Des pressions sur Hempel vont être exercées. Il sera victime de harcèlement, de fouille de police et il lui sera interdit de parler aux journalistes. 21 jours après la perquisition, le procureur qui dirige l’enquête établie que leur qu’elle n’a pas permis de constater ni le scénario de manipulation systématique décrit par Beker, ni la non-intégration de comptes dans la comptabilité. L’enquête continuera sur des faits isolés, mais pas sur la qualification de blanchiment.

Denis Robert se procure un document de la chambre de commerce de Prague qui montre que parmi les actionnaires de la multinationale Daewoo, on retrouve Clearstream qui détient 10,26 % de capital. La réponse de Clearstream est alambiquée, mais démontre quelle utilise sont nom pour garder l’anonymat de son client.

Après le 11 septembre, de nombreuses révélations ont démontré les liens entre des banques, dont Clearstream, avec le financement du terrorisme international grâce à des listings. Richard Labeviere, rédacteur en chef de RFI, qui a enquêté sur le financement du terrorisme explique que si l’on devait sanctionner les banques qui opèrent des transactions avec le terrorisme, on risquerait de mettre en péril la finance mondiale. Dans un article de Courrier Internationnal, Ryszard Kapuscinsky — écrivain et journaliste polonais — écrivait : « Tout le monde sait que des centaines de banques dans les paradis fiscaux sont prêtes à blanchir n’importe quelle somme d’argent sale. Sans cette illégalité “légale”, sans l’assurance que tout peut fonctionner en dehors de tout contrôle, les attentats commis aux États-Unis n’auraient pas eu lieu. Sans l’existence d’une clandestinité globale, qui n’a ni nationalité, ni race, ni religion, cela ne pouvait pas se produire. »

Les listings de Clearstream ne révèlent pas que de l’argent propre : l’affaire Elf, le dictateur philippin Marcos, Paneurolife, etc. On est loin du discours de l’ancien PDG Andre Lussi qui affirmait qu’il n’acceptait pas tout le monde. Avec Clearstream on a à faire à l’« hyper-corruption » mondiale.

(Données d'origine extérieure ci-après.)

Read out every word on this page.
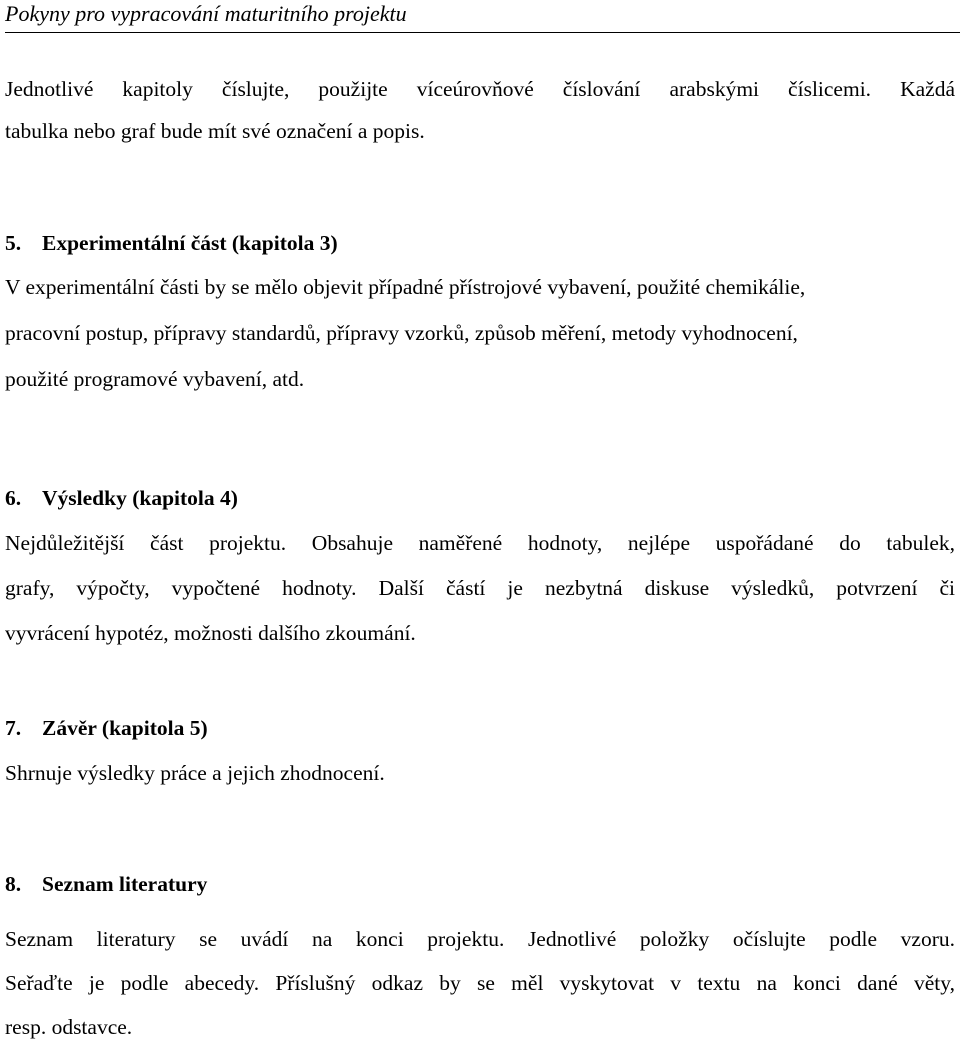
Pokyny pro vypracování maturitního projektu
Jednotlivé kapitoly číslujte, použijte víceúrovňové číslování arabskými číslicemi. Každá
tabulka nebo graf bude mít své označení a popis.
5. Experimentální část (kapitola 3)
V experimentální části by se mělo objevit případné přístrojové vybavení, použité chemikálie,
pracovní postup, přípravy standardů, přípravy vzorků, způsob měření, metody vyhodnocení,
použité programové vybavení, atd.
6. Výsledky (kapitola 4)
Nejdůležitější část projektu. Obsahuje naměřené hodnoty, nejlépe uspořádané do tabulek,
grafy, výpočty, vypočtené hodnoty. Další částí je nezbytná diskuse výsledků, potvrzení či
vyvrácení hypotéz, možnosti dalšího zkoumání.
7. Závěr (kapitola 5)
Shrnuje výsledky práce a jejich zhodnocení.
8. Seznam literatury
Seznam literatury se uvádí na konci projektu. Jednotlivé položky očíslujte podle vzoru.
Seřaďte je podle abecedy. Příslušný odkaz by se měl vyskytovat v textu na konci dané věty,
resp. odstavce.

La commission parlementaire antie-blanchiment mené les députés du Parti socialiste Arnaud Montebourg et Vincent Peillon, rapporte qu’elle n’a pas eu les moyens de mener son enquête correctement, que le secteur bancaire est opaque. Elle a demandé au Luxembourg de réagir. Une tension diplomatique va apparaitre entre les deux pays voisins. Pour apaiser les esprits, Jacques Chirac nomme le premier ministre luxembourgeois officier de la Légion d’honneur.

« Les dirigeants des grands groupes se servent des banques et de leurs filiales dans les paradis fiscaux, qui elles-mêmes se servent d’outils non contrôlés comme Clearstream pour faire évadé des fonds. » Denis Robert.